Authorities knew from research and contact with forensic psychologists that school shooters typically continue firing until confronted by law enforcement, Robinson said.

“We believe that the response from the school resource officer and from the unarmed school security officer was absolutely critical to the fact we did not have additional injury and or death,” he said.

Robinson said the so-called active shooter response protocol, which was developed after Columbine, was put into place. In addition, school staff and students implemented a well-rehearsed lockdown practice.

“The combination of quick response by the resource officer and the implementation of a lockdown protocol caused the children and staff to be safe,” he said. “Both protocols came together as they were designed to do.”

Friday’s shooting came on the eve of the one year anniversary of the Sandy Hook Elementary School massacre, where Adam Lanza killed 20 first-graders and six adults at the now-demolished elementary school in the second-deadliest school shooting in U.S. history.

Newtown marks anniversary of school killings

“It’s very unfortunate that we have to say that there’s a textbook response on the way to respond to these, because that textbook was written based on all of the incidents that we’ve had and the lessons learned,” Trump said.

Trump said both Sandy Hook and the latest shooting in Colorado highlight the importance of “training and engaging” school support staff – from custodians to school secretaries to maintenance and food service workers – on how to best respond during these incidents.
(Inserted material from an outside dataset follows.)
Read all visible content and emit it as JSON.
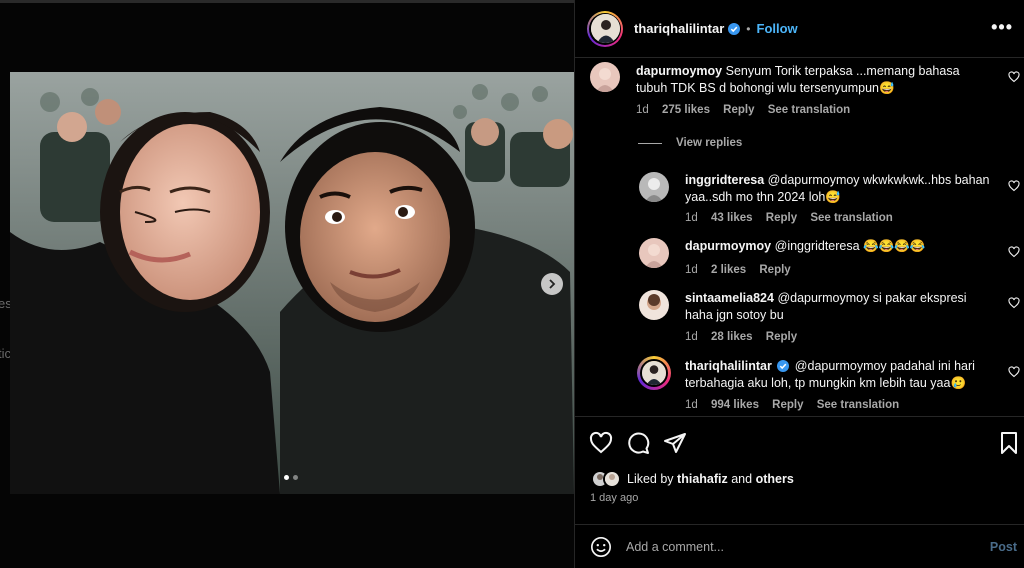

In Sandy Hook, a school custodian’s 911 calls provided authorities some of the first information about what was happening.

“Often these people are not getting training in school emergency planning,” Trump said. “In a critical incident, they may be the first person to respond.”
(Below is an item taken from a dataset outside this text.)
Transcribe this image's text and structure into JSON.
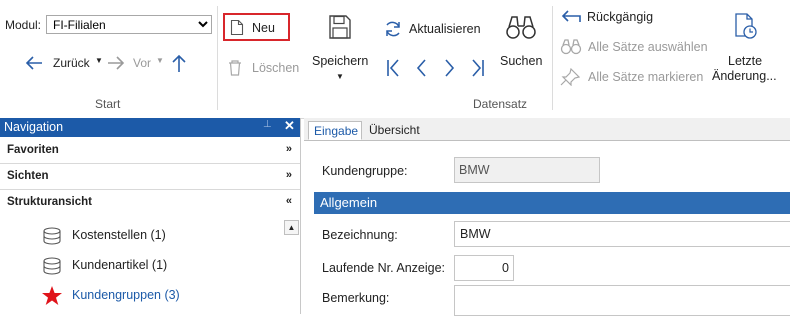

At Arapahoe High School, a school janitor spotted Pierson, whose intended target was a faculty member, in his tactical gear, he told CNN affiliate KMGH.

“It just looked weird,” Fabian Llerenas said. “He went in, and I heard two pops. That’s when I knew. I said, ‘They are shooting in the school.’”

Llerenas said he called 911 and then escorted the targeted faculty member out of the school.

Pierson had fired at the man but missed, Llerenas told KUSA.

“He was so [shaken] up, he felt the wind hit, out of the shotgun just blew his hair, but it didn’t hit him. It was that scary for him,” Llerenas said.

“In my opinion, that was the most important tactical decision that could have been made,” Robinson said. The faculty member “left that school in an effort to try to encourage the shooter to also leave the school.”

Trump said other lessons learned from Columbine included the controlled evacuations and pat-down searches of students in a secure area. Self evacuations can create chaos for the police.

Additionally, schools now have predesignated parent-student “reunification centers” to prevent parents from showing up at the scene and interfering with law enforcement, as was the case in Sandy Hook, Trump said.

“The lessons of Columbine are still the best practices,” Trump said.

After Sandy Hook. Trump said, some officials advocated a “run, hide or fight” approach developed for workplace shootings in which teachers and students are encouraged to be prepared to throw things at gunmen. Some even suggested that elementary school students use items such as cans of soup to attack gunmen. Trump called it a “high risk, high liability proposition.”

“The good news is that we’re getting better at preventing and responding to these incidents,” he said. “The bad news is that there will be cases that slip through the cracks.”